We’ve all watched dozens of Disney movies where good outweighs bad. No matter how evil the villain was, Mulan, Cinderella, or Ariel always won.
Unfortunately, this Disney principle doesn’t carry over to our professional lives. Actually, it seems like it’s the opposite—no matter how many good, superstar employees you have, one toxic employee can bring everyone down. One rotten apple really can spoil the whole bunch.
A negative, nasty employee can ruin relationships with colleagues, customers, and managers. He or she can cause tension or conflict in the entire organization, and in the worst cases, prompt superstar employees to quit. It’s not easy confronting a toxic employee, but the sooner you do, the better your chances are of salvaging your culture.
The hard truth is that almost every organization has a toxic employee, and the first step is to recognize the signs. Some symptoms are: someone who has a negative attitude, who frequently has fights with colleagues, and who is never willing to go the extra mile to complete a project or help a coworker.
Once you’ve identified the bad apple, here are four steps to deal with the employee and save your organizational culture:
Open communication: Try to understand the root of the negativity. Talk to the toxic employee one-on-one, in a non-threatening manner. Your goal here is to gather information and hear the employee’s point of view. How does the employee feel about his or her work experience? How are things at home? Offer support if you identify a problem.
Talk to others: Sit down with employees who interact with this bad apple. How is the employee in question affecting their morale and job satisfaction? What are they experiencing on a daily basis? What would they like to see happen? Ask questions and record these anecdotes to understand the big picture.
Set a timeline: Assuming you have correctly identified the employee as toxic, go back and set clear expectations. Articulate which behaviors need to stop immediately and what you expect going forward. Provide a timeline for these changes—we recommend saying, “We’ll meet again in one month to discuss how you’re doing on these changes. I expect X, Y, and Z to improve by then.”
Reevaluate your options: Let’s say it’s been a month, and your bad apple hasn’t made any progress. At this point, you may need to consider something more drastic.

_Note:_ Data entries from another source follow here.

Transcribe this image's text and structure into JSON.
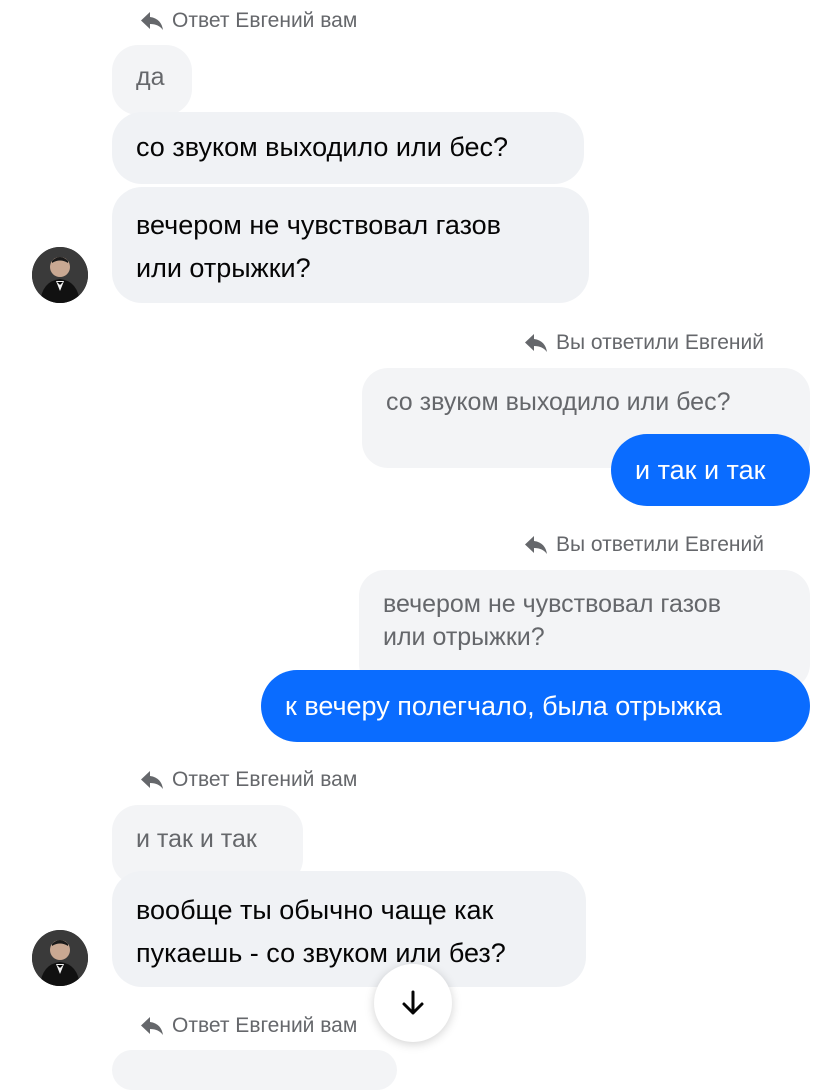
{
  "messages": {
    "reply_from_evgeniy": "Ответ Евгений вам",
    "reply_from_you": "Вы ответили Евгений",
    "block1": {
      "quoted": "да",
      "bubble1": "со звуком выходило или бес?",
      "bubble2_line1": "вечером не чувствовал газов",
      "bubble2_line2": "или отрыжки?"
    },
    "block2": {
      "quoted": "со звуком выходило или бес?",
      "reply": "и так и так"
    },
    "block3": {
      "quoted_line1": "вечером не чувствовал газов",
      "quoted_line2": "или отрыжки?",
      "reply": "к вечеру полегчало, была отрыжка"
    },
    "block4": {
      "quoted": "и так и так",
      "bubble_line1": "вообще ты обычно чаще как",
      "bubble_line2": "пукаешь - со звуком или без?"
    }
  },
  "icons": {
    "reply": "reply-arrow-icon",
    "scroll_down": "arrow-down-icon"
  },
  "colors": {
    "outgoing_bubble": "#0a6cff",
    "incoming_bubble": "#f0f2f5",
    "quoted_bubble": "#f3f4f6",
    "meta_text": "#65676b"
  }
}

Do you need to make a pay cut? Move him or her to a different department? Or is it time to terminate the bad apple? Firing someone should not be taken lightly, however if it’s the right thing to do, do it fast to avoid contaminating the entire organization.
Building a positive, healthy organizational culture takes time and effort. It is a fragile balancing act of people, interactions, and attitude, and one toxic employee could crumble everything you have tried so hard to build. Always be on the lookout for negativity in your office and act fast to maintain your company culture.